Opening up at SMK
I am for the first time allowed to share my perspective
A tangible example of how opening up art online directly affects individual artists and designers, DIY communities, creatives, improving the conditions for what they want to do.
Submitted by; Merete Sanderhoff, SMK
Following the launch of the public domain policy of SMK, the national gallery of Denmark, American graphic designer Jamie Seaboch shared a pile of beautifully crafted digital collages created from artworks in the collection with the museum. He had stumbled upon the open collection and was so pleased to learn that he was free to re-use it for creative purposes that he wanted to reach out and share his work.

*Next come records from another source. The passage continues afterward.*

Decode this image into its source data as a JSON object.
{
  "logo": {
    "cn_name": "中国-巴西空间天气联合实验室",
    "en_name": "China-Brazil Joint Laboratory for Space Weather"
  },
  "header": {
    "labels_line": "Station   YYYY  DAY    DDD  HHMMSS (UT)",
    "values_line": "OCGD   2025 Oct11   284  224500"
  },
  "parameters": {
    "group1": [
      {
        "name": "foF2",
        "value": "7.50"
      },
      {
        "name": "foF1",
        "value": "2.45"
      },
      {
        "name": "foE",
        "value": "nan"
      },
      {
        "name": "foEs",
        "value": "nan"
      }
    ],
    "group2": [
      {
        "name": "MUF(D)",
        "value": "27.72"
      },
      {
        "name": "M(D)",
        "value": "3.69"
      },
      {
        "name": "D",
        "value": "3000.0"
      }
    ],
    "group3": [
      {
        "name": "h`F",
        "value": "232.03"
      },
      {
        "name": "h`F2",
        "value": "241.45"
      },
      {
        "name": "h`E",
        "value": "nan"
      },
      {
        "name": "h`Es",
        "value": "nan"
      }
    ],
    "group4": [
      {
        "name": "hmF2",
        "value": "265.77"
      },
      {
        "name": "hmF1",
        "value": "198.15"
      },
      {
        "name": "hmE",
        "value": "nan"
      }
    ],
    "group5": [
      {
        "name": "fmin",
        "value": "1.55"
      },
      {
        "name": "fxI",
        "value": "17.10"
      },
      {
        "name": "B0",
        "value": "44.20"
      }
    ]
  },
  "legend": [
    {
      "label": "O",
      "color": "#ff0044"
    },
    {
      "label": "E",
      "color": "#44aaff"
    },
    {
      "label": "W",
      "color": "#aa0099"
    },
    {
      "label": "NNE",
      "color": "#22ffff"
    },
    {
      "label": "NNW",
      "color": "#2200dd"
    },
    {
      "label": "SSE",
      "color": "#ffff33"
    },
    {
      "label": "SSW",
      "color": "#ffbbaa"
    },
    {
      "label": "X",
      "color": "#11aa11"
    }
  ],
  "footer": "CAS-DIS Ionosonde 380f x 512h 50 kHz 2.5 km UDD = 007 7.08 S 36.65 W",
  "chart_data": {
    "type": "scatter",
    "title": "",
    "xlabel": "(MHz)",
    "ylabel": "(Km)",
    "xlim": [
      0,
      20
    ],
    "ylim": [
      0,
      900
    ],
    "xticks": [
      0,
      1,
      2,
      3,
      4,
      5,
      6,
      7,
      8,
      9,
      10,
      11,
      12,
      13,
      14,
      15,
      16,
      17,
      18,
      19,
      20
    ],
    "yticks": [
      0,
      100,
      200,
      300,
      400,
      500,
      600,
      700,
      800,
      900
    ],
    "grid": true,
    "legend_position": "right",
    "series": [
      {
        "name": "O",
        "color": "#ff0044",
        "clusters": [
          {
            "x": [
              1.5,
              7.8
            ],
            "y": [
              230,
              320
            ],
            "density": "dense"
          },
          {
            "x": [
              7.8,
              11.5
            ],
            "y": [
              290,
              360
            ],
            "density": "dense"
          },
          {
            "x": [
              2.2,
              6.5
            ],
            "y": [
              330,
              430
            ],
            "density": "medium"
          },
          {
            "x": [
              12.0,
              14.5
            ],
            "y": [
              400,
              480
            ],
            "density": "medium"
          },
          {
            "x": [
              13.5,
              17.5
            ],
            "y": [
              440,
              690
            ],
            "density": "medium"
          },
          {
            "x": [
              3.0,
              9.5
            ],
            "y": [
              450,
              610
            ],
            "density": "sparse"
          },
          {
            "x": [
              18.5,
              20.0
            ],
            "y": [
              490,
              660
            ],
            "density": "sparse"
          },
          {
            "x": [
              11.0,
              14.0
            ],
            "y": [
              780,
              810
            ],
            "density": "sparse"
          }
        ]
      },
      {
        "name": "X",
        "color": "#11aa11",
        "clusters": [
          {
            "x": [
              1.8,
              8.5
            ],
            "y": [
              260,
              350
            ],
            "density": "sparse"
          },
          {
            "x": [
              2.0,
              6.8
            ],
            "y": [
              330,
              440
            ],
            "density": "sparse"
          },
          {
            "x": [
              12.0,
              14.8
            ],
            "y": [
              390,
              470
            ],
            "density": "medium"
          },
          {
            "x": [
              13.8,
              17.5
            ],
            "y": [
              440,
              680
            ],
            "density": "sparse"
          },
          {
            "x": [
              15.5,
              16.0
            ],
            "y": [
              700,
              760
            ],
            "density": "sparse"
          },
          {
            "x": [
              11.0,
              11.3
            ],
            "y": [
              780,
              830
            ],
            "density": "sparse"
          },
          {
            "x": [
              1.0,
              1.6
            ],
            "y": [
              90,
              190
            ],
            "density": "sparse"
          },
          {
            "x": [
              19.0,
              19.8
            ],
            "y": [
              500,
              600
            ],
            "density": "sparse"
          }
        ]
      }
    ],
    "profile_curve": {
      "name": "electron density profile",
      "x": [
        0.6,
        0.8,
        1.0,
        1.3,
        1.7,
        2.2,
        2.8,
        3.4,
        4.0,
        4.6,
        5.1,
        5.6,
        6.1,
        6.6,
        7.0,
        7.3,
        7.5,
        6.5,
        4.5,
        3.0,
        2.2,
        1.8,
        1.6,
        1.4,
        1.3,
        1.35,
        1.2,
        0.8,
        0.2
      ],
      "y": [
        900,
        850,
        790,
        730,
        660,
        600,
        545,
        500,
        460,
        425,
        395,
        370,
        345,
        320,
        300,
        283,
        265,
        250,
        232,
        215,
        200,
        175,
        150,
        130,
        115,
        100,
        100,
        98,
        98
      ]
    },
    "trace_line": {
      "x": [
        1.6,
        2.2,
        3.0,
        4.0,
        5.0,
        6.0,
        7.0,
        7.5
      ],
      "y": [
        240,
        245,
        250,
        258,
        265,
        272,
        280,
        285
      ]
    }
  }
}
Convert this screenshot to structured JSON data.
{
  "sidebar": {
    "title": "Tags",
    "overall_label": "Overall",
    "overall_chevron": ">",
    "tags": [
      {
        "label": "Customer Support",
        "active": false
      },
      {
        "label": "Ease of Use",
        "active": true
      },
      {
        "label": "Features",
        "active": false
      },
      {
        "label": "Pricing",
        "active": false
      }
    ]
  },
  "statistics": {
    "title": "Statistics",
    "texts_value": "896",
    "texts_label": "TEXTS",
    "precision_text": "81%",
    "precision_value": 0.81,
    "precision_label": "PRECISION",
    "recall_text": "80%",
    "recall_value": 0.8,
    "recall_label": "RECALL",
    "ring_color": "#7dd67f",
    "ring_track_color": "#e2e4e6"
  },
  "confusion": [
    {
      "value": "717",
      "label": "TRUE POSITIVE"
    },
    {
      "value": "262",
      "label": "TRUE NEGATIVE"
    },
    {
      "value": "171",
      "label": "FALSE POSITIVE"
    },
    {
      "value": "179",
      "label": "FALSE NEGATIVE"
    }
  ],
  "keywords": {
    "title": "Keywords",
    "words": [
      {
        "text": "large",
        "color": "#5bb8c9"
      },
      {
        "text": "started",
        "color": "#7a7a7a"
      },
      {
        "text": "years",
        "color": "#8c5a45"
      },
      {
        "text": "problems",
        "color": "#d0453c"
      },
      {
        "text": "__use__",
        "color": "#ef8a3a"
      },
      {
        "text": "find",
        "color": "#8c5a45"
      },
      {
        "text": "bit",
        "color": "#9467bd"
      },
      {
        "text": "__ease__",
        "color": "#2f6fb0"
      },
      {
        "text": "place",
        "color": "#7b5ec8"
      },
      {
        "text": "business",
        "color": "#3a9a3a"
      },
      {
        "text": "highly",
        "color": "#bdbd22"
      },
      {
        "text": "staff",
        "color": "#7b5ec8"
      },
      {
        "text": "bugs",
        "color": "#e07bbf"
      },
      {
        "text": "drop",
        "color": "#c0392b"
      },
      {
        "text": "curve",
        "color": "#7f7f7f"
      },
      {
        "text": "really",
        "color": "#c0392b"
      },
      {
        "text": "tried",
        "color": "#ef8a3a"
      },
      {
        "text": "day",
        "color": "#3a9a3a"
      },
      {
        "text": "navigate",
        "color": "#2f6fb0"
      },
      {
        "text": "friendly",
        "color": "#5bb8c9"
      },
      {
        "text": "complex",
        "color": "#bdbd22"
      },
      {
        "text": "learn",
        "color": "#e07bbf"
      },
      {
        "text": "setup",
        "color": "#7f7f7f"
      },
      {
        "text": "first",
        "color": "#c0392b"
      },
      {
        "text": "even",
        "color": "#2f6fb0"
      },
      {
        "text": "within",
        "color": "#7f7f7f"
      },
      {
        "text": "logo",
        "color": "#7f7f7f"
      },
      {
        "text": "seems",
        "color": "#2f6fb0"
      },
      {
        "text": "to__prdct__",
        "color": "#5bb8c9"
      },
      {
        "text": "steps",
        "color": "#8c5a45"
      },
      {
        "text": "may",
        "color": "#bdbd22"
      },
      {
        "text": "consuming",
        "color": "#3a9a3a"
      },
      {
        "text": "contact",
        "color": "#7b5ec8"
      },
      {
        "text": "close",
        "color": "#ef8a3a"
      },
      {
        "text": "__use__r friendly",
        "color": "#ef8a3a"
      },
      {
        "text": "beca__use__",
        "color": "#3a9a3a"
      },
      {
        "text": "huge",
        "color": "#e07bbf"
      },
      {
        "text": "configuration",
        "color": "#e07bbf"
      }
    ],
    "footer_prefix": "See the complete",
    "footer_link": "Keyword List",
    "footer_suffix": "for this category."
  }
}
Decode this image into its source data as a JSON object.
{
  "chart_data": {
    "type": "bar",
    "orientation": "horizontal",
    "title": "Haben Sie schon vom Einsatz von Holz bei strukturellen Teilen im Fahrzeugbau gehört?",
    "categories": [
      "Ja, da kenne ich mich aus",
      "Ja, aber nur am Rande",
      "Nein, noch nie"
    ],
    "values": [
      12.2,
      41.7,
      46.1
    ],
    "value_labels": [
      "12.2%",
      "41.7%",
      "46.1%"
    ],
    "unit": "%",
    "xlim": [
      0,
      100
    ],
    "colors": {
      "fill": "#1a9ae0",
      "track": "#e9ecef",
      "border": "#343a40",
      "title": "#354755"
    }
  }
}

Since the first connection, Jamie has been creating new collages with SMK art on a regular basis, making them publicly available on his website and offering them up for print-on-demand. As the SMK works are in the public domain, Jamie is able to use his derived work commercially. He explains how the public domain policy of SMK, and other museums, has impacted his work:
“I have been creating collages using international museum collections for 20-25 years (…) But I have only been able to share them with friends and family, knowing that if I were to share them publicly, I would face legal retributions. Now, due to the recent leaders of forward thinking institutions, I am for the first time allowed to share my perspective.”
SMK has worked with Jamie on several occasions. He was invited as one of the contributing artists to the remix exhibition Mix it up! (2015) where four of his collages were printed and exhibited in the SMK galleries next to the original artworks he had remixed. His remixes are featured on a series of postcards sold in the SMK museum shop, and the museum plans to expand the collaboration with him in the context of the digital development project SMK Open.